The Rumble

My friend took me out to lunch a couple of weeks ago after a huge staff development we planned and executed together. During lunch she told me that she thought my sparkle, my excitement, had left me. Boom. There it was. In my face. She told me that she felt that I was reciting something that I didn’t feel excited about, something that I knew I should do, but didn’t necessarily have my heart behind.

Clearly, this was cause for pause, to take some time out to reflect on what she had to say.

In the time since, what I have gathered, my understanding of this moment is that she believes I can do better. I can motivate and bring people into the conversation. She believes I have the power within me to inspire people.

I am reading Brene Brown’s Rising Strong right now. She talks about this moment called the rumble. My understanding of the rumble is that when something is about to shift within a person, they feel it rumbling inside. It’s kind of like the rumble strip on the freeway that’s designed to wake people up when they fall asleep while driving. People must work to name the rumble. They must feel the rumble with a sense of curiosity.

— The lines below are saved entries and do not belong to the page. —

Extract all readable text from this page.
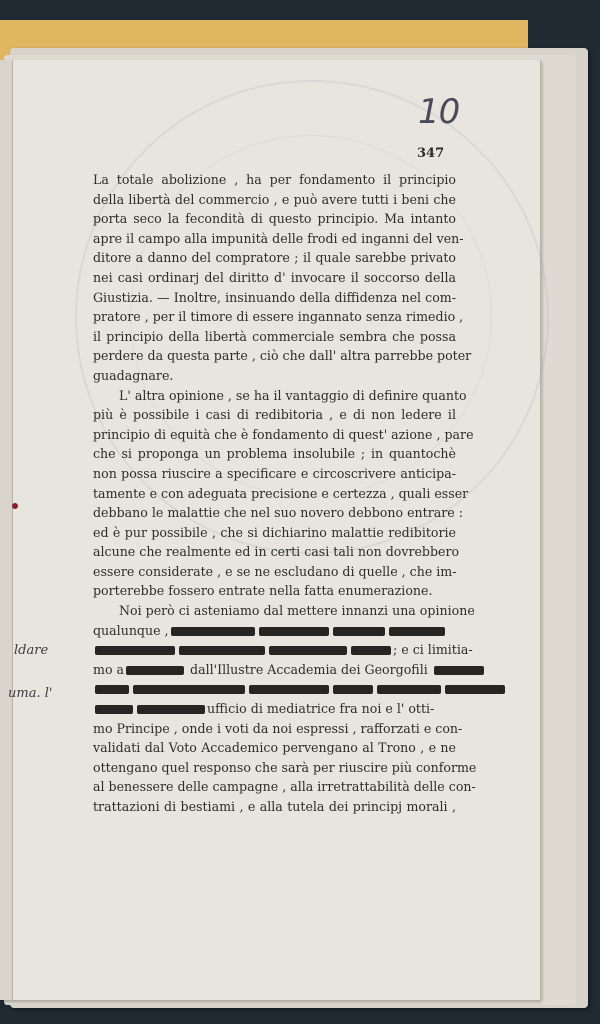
10
347
ldare
uma. l'
La totale abolizione , ha per fondamento il principio
della libertà del commercio , e può avere tutti i beni che
porta seco la fecondità di questo principio. Ma intanto
apre il campo alla impunità delle frodi ed inganni del ven-
ditore a danno del compratore ; il quale sarebbe privato
nei casi ordinarj del diritto d' invocare il soccorso della
Giustizia. — Inoltre, insinuando della diffidenza nel com-
pratore , per il timore di essere ingannato senza rimedio ,
il principio della libertà commerciale sembra che possa
perdere da questa parte , ciò che dall' altra parrebbe poter
guadagnare.
L' altra opinione , se ha il vantaggio di definire quanto
più è possibile i casi di redibitoria , e di non ledere il
principio di equità che è fondamento di quest' azione , pare
che si proponga un problema insolubile ; in quantochè
non possa riuscire a specificare e circoscrivere anticipa-
tamente e con adeguata precisione e certezza , quali esser
debbano le malattie che nel suo novero debbono entrare :
ed è pur possibile , che si dichiarino malattie redibitorie
alcune che realmente ed in certi casi tali non dovrebbero
essere considerate , e se ne escludano di quelle , che im-
porterebbe fossero entrate nella fatta enumerazione.
Noi però ci asteniamo dal mettere innanzi una opinione
qualunque ,
; e ci limitia-
mo a	dall'Illustre Accademia dei Georgofili
ufficio di mediatrice fra noi e l' otti-
mo Principe , onde i voti da noi espressi , rafforzati e con-
validati dal Voto Accademico pervengano al Trono , e ne
ottengano quel responso che sarà per riuscire più conforme
al benessere delle campagne , alla irretrattabilità delle con-
trattazioni di bestiami , e alla tutela dei principj morali ,
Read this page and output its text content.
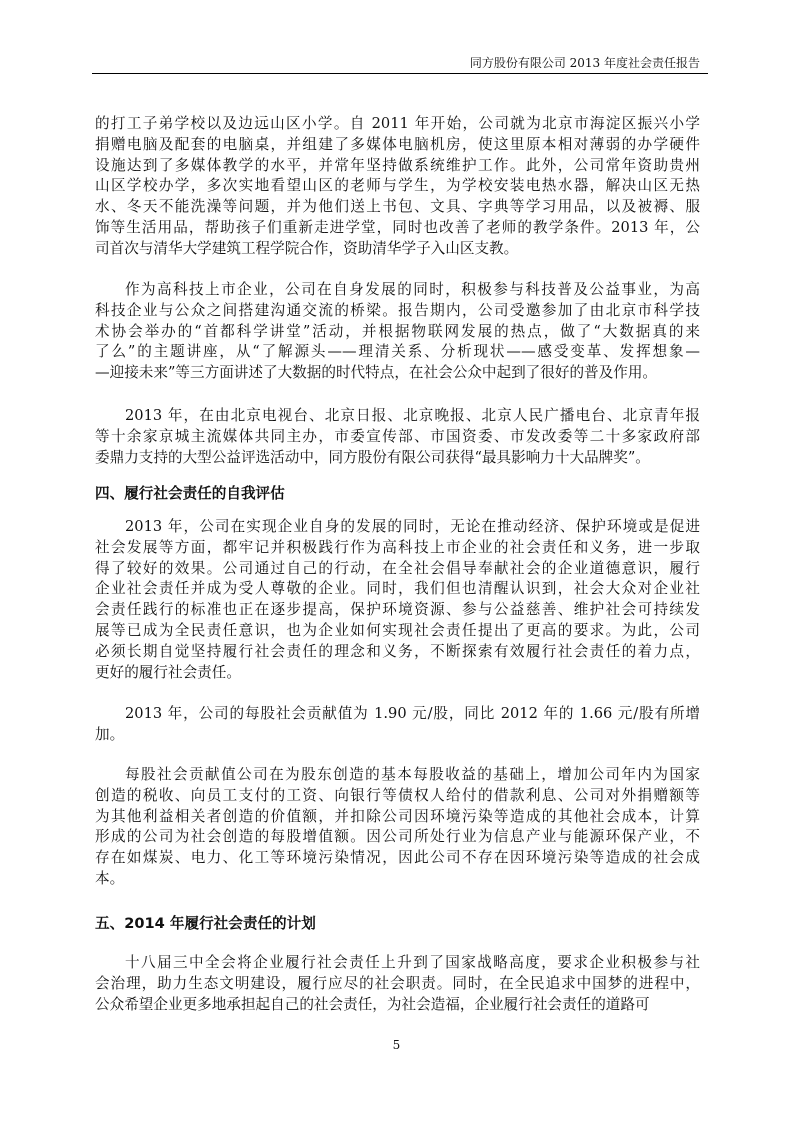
同方股份有限公司 2013 年度社会责任报告
的打工子弟学校以及边远山区小学。自 2011 年开始，公司就为北京市海淀区振兴小学
捐赠电脑及配套的电脑桌，并组建了多媒体电脑机房，使这里原本相对薄弱的办学硬件
设施达到了多媒体教学的水平，并常年坚持做系统维护工作。此外，公司常年资助贵州
山区学校办学，多次实地看望山区的老师与学生，为学校安装电热水器，解决山区无热
水、冬天不能洗澡等问题，并为他们送上书包、文具、字典等学习用品，以及被褥、服
饰等生活用品，帮助孩子们重新走进学堂，同时也改善了老师的教学条件。2013 年，公
司首次与清华大学建筑工程学院合作，资助清华学子入山区支教。
作为高科技上市企业，公司在自身发展的同时，积极参与科技普及公益事业，为高
科技企业与公众之间搭建沟通交流的桥梁。报告期内，公司受邀参加了由北京市科学技
术协会举办的“首都科学讲堂”活动，并根据物联网发展的热点，做了“大数据真的来
了么”的主题讲座，从“了解源头——理清关系、分析现状——感受变革、发挥想象—
—迎接未来”等三方面讲述了大数据的时代特点，在社会公众中起到了很好的普及作用。
2013 年，在由北京电视台、北京日报、北京晚报、北京人民广播电台、北京青年报
等十余家京城主流媒体共同主办，市委宣传部、市国资委、市发改委等二十多家政府部
委鼎力支持的大型公益评选活动中，同方股份有限公司获得“最具影响力十大品牌奖”。
四、履行社会责任的自我评估
2013 年，公司在实现企业自身的发展的同时，无论在推动经济、保护环境或是促进
社会发展等方面，都牢记并积极践行作为高科技上市企业的社会责任和义务，进一步取
得了较好的效果。公司通过自己的行动，在全社会倡导奉献社会的企业道德意识，履行
企业社会责任并成为受人尊敬的企业。同时，我们但也清醒认识到，社会大众对企业社
会责任践行的标准也正在逐步提高，保护环境资源、参与公益慈善、维护社会可持续发
展等已成为全民责任意识，也为企业如何实现社会责任提出了更高的要求。为此，公司
必须长期自觉坚持履行社会责任的理念和义务，不断探索有效履行社会责任的着力点，
更好的履行社会责任。
2013 年，公司的每股社会贡献值为 1.90 元/股，同比 2012 年的 1.66 元/股有所增
加。
每股社会贡献值公司在为股东创造的基本每股收益的基础上，增加公司年内为国家
创造的税收、向员工支付的工资、向银行等债权人给付的借款利息、公司对外捐赠额等
为其他利益相关者创造的价值额，并扣除公司因环境污染等造成的其他社会成本，计算
形成的公司为社会创造的每股增值额。因公司所处行业为信息产业与能源环保产业，不
存在如煤炭、电力、化工等环境污染情况，因此公司不存在因环境污染等造成的社会成
本。
五、2014 年履行社会责任的计划
十八届三中全会将企业履行社会责任上升到了国家战略高度，要求企业积极参与社
会治理，助力生态文明建设，履行应尽的社会职责。同时，在全民追求中国梦的进程中，
公众希望企业更多地承担起自己的社会责任，为社会造福，企业履行社会责任的道路可
5
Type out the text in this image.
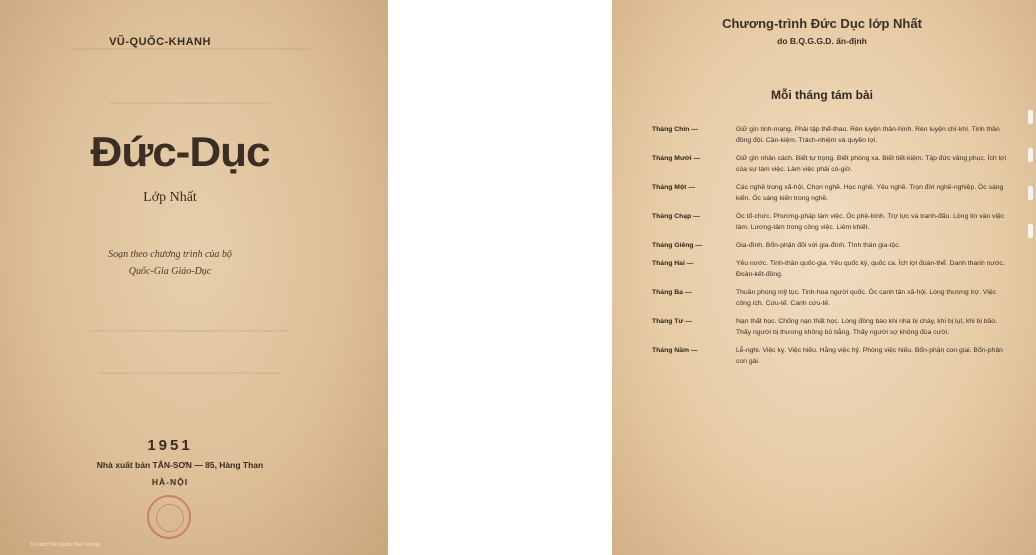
VŨ-QUỐC-KHANH
Đức-Dục
Lớp Nhất
Soạn theo chương trình của bộ
Quốc-Gia Giáo-Dục
1951
Nhà xuất bản TÂN-SƠN — 85, Hàng Than
HÀ-NỘI
Tủ sách Báo Quân Tòa Trường
Chương-trình Đức Dục lớp Nhất
do B.Q.G.G.D. ấn-định
Mỗi tháng tám bài
Tháng Chín —	Giữ gìn tinh-mạng. Phải tập thể-thao. Rèn luyện thân-hình. Rèn luyện chí-khí. Tinh thần đồng đội. Cần-kiệm. Trách-nhiệm và quyền lợi.
Tháng Mười —	Giữ gìn nhân cách. Biết tự trọng. Biết phòng xa. Biết tiết-kiệm. Tập đức vâng phục. Ích lợi của sự làm việc. Làm việc phải có-giờ.
Tháng Một —	Các nghề trong xã-hội. Chọn nghề. Học nghề. Yêu nghề. Trọn đời nghề-nghiệp. Óc sáng kiến. Óc sáng kiến trong nghề.
Tháng Chạp —	Óc tổ-chức. Phương-pháp làm việc. Óc phê-bình. Trợ lực và tranh-đấu. Lòng tin vào việc làm. Lương-tâm trong công việc. Liêm khiết.
Tháng Giêng —	Gia-đình. Bổn-phận đối với gia-đình. Tình thân gia-tộc.
Tháng Hai —	Yêu nước. Tinh-thần quốc-gia. Yêu quốc kỳ, quốc ca. Ích lợi đoàn-thể. Danh thanh nước. Đoàn-kết-đồng.
Tháng Ba —	Thuần phong mỹ tục. Tinh-hoa người quốc. Óc canh tân xã-hội. Lòng thương trợ. Việc công ích. Cứu-tế. Canh cứu-tế.
Tháng Tư —	Nạn thất học. Chống nạn thất học. Lòng đồng bào khi nhà bị cháy, khi bị lụt, khi bị bão. Thấy người bị thương không bỏ bằng. Thấy người sợ không đùa cười.
Tháng Năm —	Lễ-nghi. Việc kỵ. Việc hiếu. Hằng việc hỷ. Phòng việc hiếu. Bổn-phận con giai. Bổn-phận con gái.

Here is my rumble: I feel the people I work with are doing their jobs to the best of their abilities day in and day out. Because of my new position, I feel now more than ever before that teachers genuinely want to improve their practice. But it is the day-to-day slog of trying to get done everything that is wearing teachers down. Despite this, they seek to improve, they seek to get better.

My new job, as I see it, is part inspire teachers, part support teachers, and part help teachers create a sustainable vision.

Talking to a colleague today it sort of seems like education, as a whole, in our country right now has no real sustainable vision.

  • As we distance from a pure accountability stance, (I live in Colorado where parents opt their students out of testing left and right) what’s the next move?
  • What role do teachers play to develop this vision?
  • We want students to reach their fullest potential, how do we do this?
  • What does this look like?
  • How do we stop the machine long enough to look our students in the eye to see how to move forward?